Short comic narratives, composed between the late 12th and the 14th c. The number of fabliaux varies according to the criteria used to define them, but there are roughly 140, about 60 of which are designated as fablel or flabel by their authors. This term, which is simply the diminutive of fable, is not particularly illuminating as a description, since although a minority of fabliaux are related to existing fables with an all-human cast, tales with anthropomorphized animals as protagonists are not generally regarded as fabliaux. A few authors of fabliaux are known by a name and no more (Guérin, Durand), and there are several poets who composed fabliaux as well as works in other genres (Bodel, Rutebeuf, Watriquet de Couvin, Jacques de Baisieux, Jean de Condé [see Baudouin De Condé]) but the majority of texts are anonymous. Most fabliaux are written in octosyllabic rhyming couplets, and are well under 1, 000 lines long.
Earlier this century fabliaux were regarded as a marginal genre, and were certainly not considered suitable for students; an early student anthology (ed. Johnston and Owen, 1957) complains that ‘half of the total violate modern susceptibilities to a serious extent’, and confines itself to exemplars that are ‘reasonably acceptable’ (p. ix). Many fabliaux are indeed very explicit about sexual behaviour, and especially sexual fantasy. Whereas fables anthropomorphize animals, in fabliaux it is often genitals that are endowed with independent agency, and assimilated to animals (L'Escuiriel; La Sorisete aus estopes; the various versions of La Damoisele qui ne pooit oïr parler de fotre; etc.). Some of the fabliaux are also pornographic, in the sense that their narratives revolve quite blatantly around the size and suitability of sexual organs, and the quantity or frequency of sexual performance. Others are scatological. In general, they focus attention on the lower body (including the stomach—eating and drinking are also prominent themes) and are dismissive of any attempt to valorize ‘higher’ concerns. In their irreverence towards idealism the fabliaux recall the Roman de Renart: theirs is a world where belief in abstract ideals is generally misplaced, if not a downright handicap.
This earthiness of the fabliaux, combined with their liking for non-noble characters, led to their initially being categorized as ‘bourgeois literature’. They have also been seen as ‘popular’ in their ethical attitudes, and in their perpetuation of classic ‘jokes’. A major turning-point in fabliaux scholarship came with the realization that many of them are burlesques of courtly texts, and that their obsession with what goes on below the belt results not from lower-class philistinism, but from carefully targeted parody (Nykrog, 1957).
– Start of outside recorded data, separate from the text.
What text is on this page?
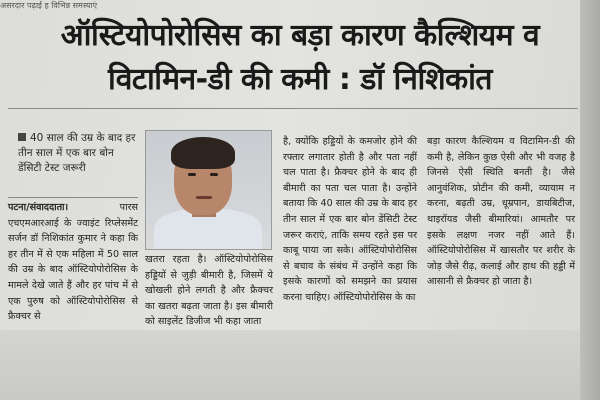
असरदार पढ़ाई ह विभिन्न समस्याएं
ऑस्टियोपोरोसिस का बड़ा कारण कैल्शियम व
विटामिन-डी की कमी : डॉ निशिकांत
40 साल की उम्र के बाद हर तीन साल में एक बार बोन डेंसिटी टेस्ट जरूरी

पटना/संवाददाता।	पारस एचएमआरआई के ज्वाइंट रिप्लेसमेंट सर्जन डॉ निशिकांत कुमार ने कहा कि हर तीन में से एक महिला में 50 साल की उम्र के बाद ऑस्टियोपोरोसिस के मामले देखे जाते हैं और हर पांच में से एक पुरुष को ऑस्टियोपोरोसिस से फ्रैक्चर से

खतरा रहता है। ऑस्टियोपोरोसिस हड्डियों से जुड़ी बीमारी है, जिसमें ये खोखली होने लगती है और फ्रैक्चर का खतरा बढ़ता जाता है। इस बीमारी को साइलेंट डिजीज भी कहा जाता

है, क्योंकि हड्डियों के कमजोर होने की रफ्तार लगातार होती है और पता नहीं चल पाता है। फ्रैक्चर होने के बाद ही बीमारी का पता चल पाता है। उन्होंने बताया कि 40 साल की उम्र के बाद हर तीन साल में एक बार बोन डेंसिटी टेस्ट जरूर कराएं, ताकि समय रहते इस पर काबू पाया जा सके। ऑस्टियोपोरोसिस से बचाव के संबंध में उन्होंने कहा कि इसके कारणों को समझने का प्रयास करना चाहिए। ऑस्टियोपोरोसिस के का

बड़ा कारण कैल्शियम व विटामिन-डी की कमी है, लेकिन कुछ ऐसी और भी वजह है जिनसे ऐसी स्थिति बनती है। जैसे आनुवंशिक, प्रोटीन की कमी, व्यायाम न करना, बढ़ती उम्र, धूम्रपान, डायबिटीज, थाइरॉयड जैसी बीमारियां। आमतौर पर इसके लक्षण नजर नहीं आते हैं। ऑस्टियोपोरोसिस में खासतौर पर शरीर के जोड़ जैसे रीढ़, कलाई और हाथ की हड्डी में आसानी से फ्रैक्चर हो जाता है।
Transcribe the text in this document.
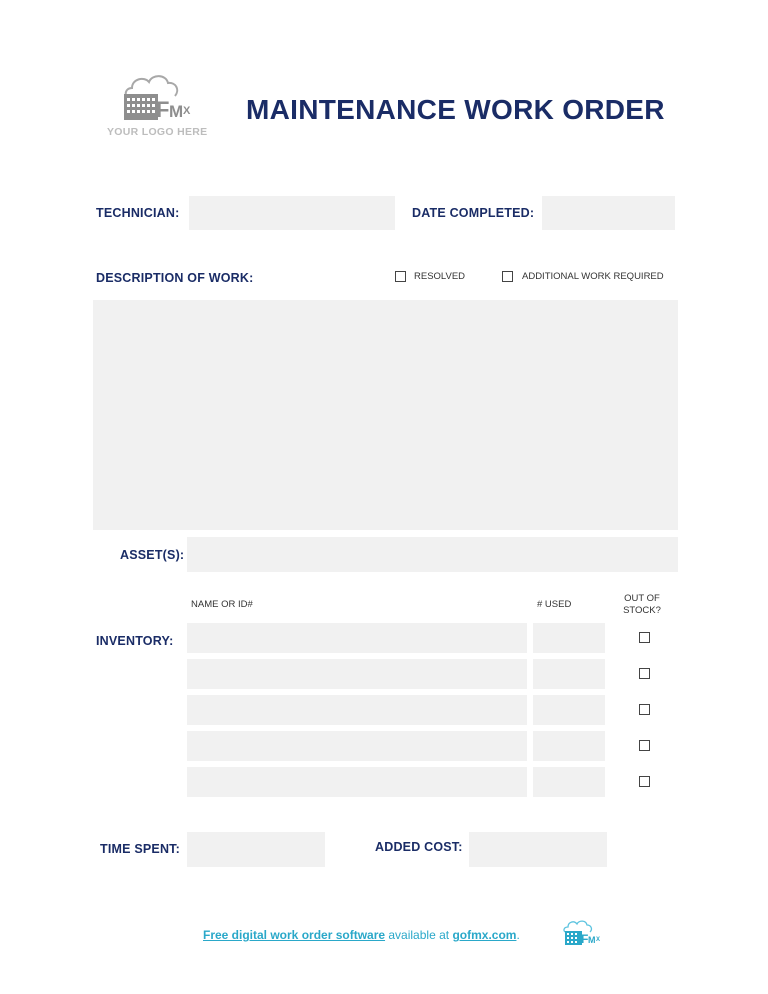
F M X
YOUR LOGO HERE
MAINTENANCE WORK ORDER
TECHNICIAN:	DATE COMPLETED:
DESCRIPTION OF WORK:	RESOLVED	ADDITIONAL WORK REQUIRED
ASSET(S):
NAME OR ID#	# USED
OUT OF
STOCK?
INVENTORY:
TIME SPENT:	ADDED COST:
Free digital work order software available at gofmx.com.	F M X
Fabliaux and romances might, it became apparent, be enjoyed by the same audiences; they might even be composed for them by the same authors.
This critical move reclaimed the fabliaux for literary attention. Since then, the wit and linguistic sophistication of these texts have been increasingly demonstrated. Although no longer seen as exclusively burlesquing courtly texts, they are now accepted as a highly ‘literary’ genre, and even as epitomizing ‘literariness’. For the fabliaux represent a world in which the ingenious triumph over the unimaginative. Those who trust in the fact that they possess power, or money, or a wife, can be guaranteed humiliation, loss, or cuckolding, for most fabliau heroes are tricksters, capable of turning their very lack of such possessions to their own advantage.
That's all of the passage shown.